According to author Amelinda Berube, there is a likely reason 50+ agents have given the big thumbs down to Exit The Skin Palace:

I suspect the trouble you’re encountering in pitching to agents is that you’re kind of falling into a weird place between middle grade and YA. With a 12-year-old main character in the query and opening chapter, most agents are likely dismissing it as miscategorized. 

And according to query feedback courtesy literary agent Peter Knapp of Park Literary:

I found both the narrative and the dialogue in this manuscript to sound older than the MG voice you want to aim for. I’d say the characters talking about losing weight and bottling “whine” to sell are more likely to be heard from YA characters.
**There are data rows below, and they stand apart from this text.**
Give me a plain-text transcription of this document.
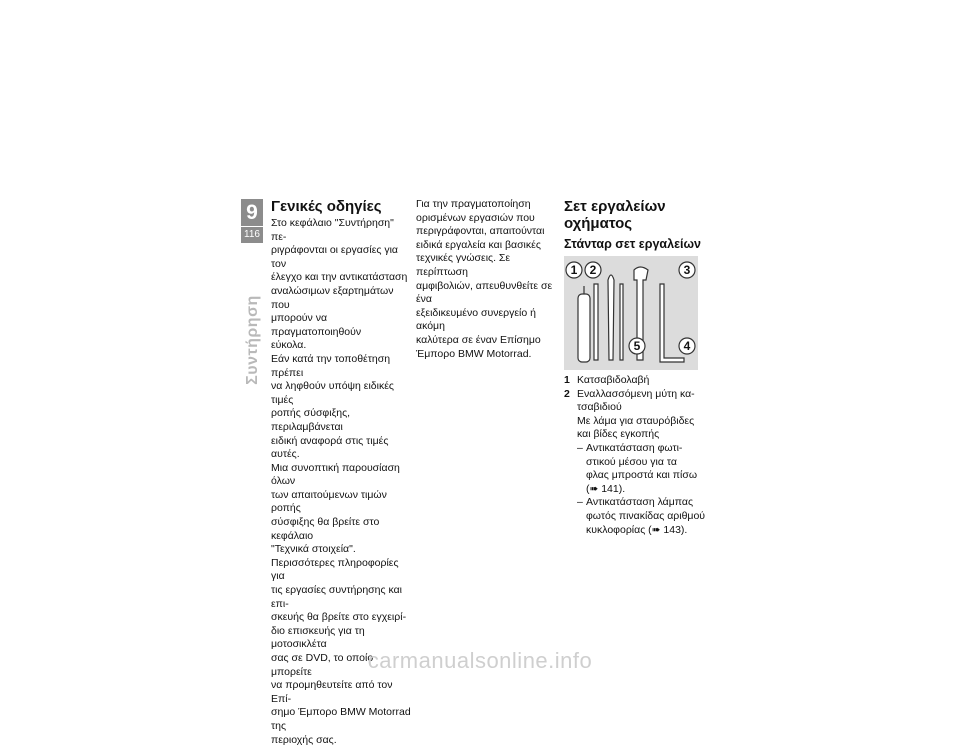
9
116
Συντήρηση
Γενικές οδηγίες

Στο κεφάλαιο "Συντήρηση" πε-
ριγράφονται οι εργασίες για τον
έλεγχο και την αντικατάσταση
αναλώσιμων εξαρτημάτων που
μπορούν να πραγματοποιηθούν
εύκολα.

Εάν κατά την τοποθέτηση πρέπει
να ληφθούν υπόψη ειδικές τιμές
ροπής σύσφιξης, περιλαμβάνεται
ειδική αναφορά στις τιμές αυτές.
Μια συνοπτική παρουσίαση όλων
των απαιτούμενων τιμών ροπής
σύσφιξης θα βρείτε στο κεφάλαιο
"Τεχνικά στοιχεία".

Περισσότερες πληροφορίες για
τις εργασίες συντήρησης και επι-
σκευής θα βρείτε στο εγχειρί-
διο επισκευής για τη μοτοσικλέτα
σας σε DVD, το οποίο μπορείτε
να προμηθευτείτε από τον Επί-
σημο Έμπορο BMW Motorrad της
περιοχής σας.

Για την πραγματοποίηση
ορισμένων εργασιών που
περιγράφονται, απαιτούνται
ειδικά εργαλεία και βασικές
τεχνικές γνώσεις. Σε περίπτωση
αμφιβολιών, απευθυνθείτε σε ένα
εξειδικευμένο συνεργείο ή ακόμη
καλύτερα σε έναν Επίσημο
Έμπορο BMW Motorrad.

Σετ εργαλείων
οχήματος
Στάνταρ σετ εργαλείων
1 2	3
4
5
1 Κατσαβιδολαβή
2 Εναλλασσόμενη μύτη κα-
τσαβιδιού
Με λάμα για σταυρόβιδες
και βίδες εγκοπής
– Αντικατάσταση φωτι-
στικού μέσου για τα
φλας μπροστά και πίσω
(➠ 141).
– Αντικατάσταση λάμπας
φωτός πινακίδας αριθμού
κυκλοφορίας (➠ 143).
carmanualsonline.info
Dead, Monty is 12 and will be 12 forever and ever until he moves on to whatever is beyond the Game Room (the rust-colored wasteland occupied by ghosts with too strong a tie to the land of the living).  



Having written a second title using the character, I've realized I take the approach to Monty that Sam Raimi uses on actors from Bruce Campbell to Tobey Maguire, which is to just really smack the poor SOBs around and make them suffer for the good of the art.  

Besides being dead and fighting malevolent forces, Monty gets to watch friends and family move on without him. 

Right out of the box (or out of the grave -- so-to-speak), he discovers a good four years have inexplicably ticked away.

His parents have chosen to have another kid.  His two best friends - Trista and Denny - are no longer 11 and 12.  They're teens.  Monty...He's a pre-teen.  For good.  If ever there's a 4th book (let alone a 3rd) Trista and Denny will be graduating high school and leaving Monty all but behind.  

I didn't know that on top of trying to surf the deluge of self-published writers out there I'd also be adding an extra chain to my ankle by blissful ignorance of category (middle grade vs. young adult vs. teen, etc). 

There's something to be said for tempting a protagonist with monumental despair when the author -- given the steep climb to having adoring readers and any sort of 'literary career' -- considers 'despair' the default setting for the whole writing enterprise. 

I expect Monty's stubborn nature to make up for my mourn-ridden slack. I can feign doing my part, and a shared lockstep - though off a beat here and there - is not a bad rhythm.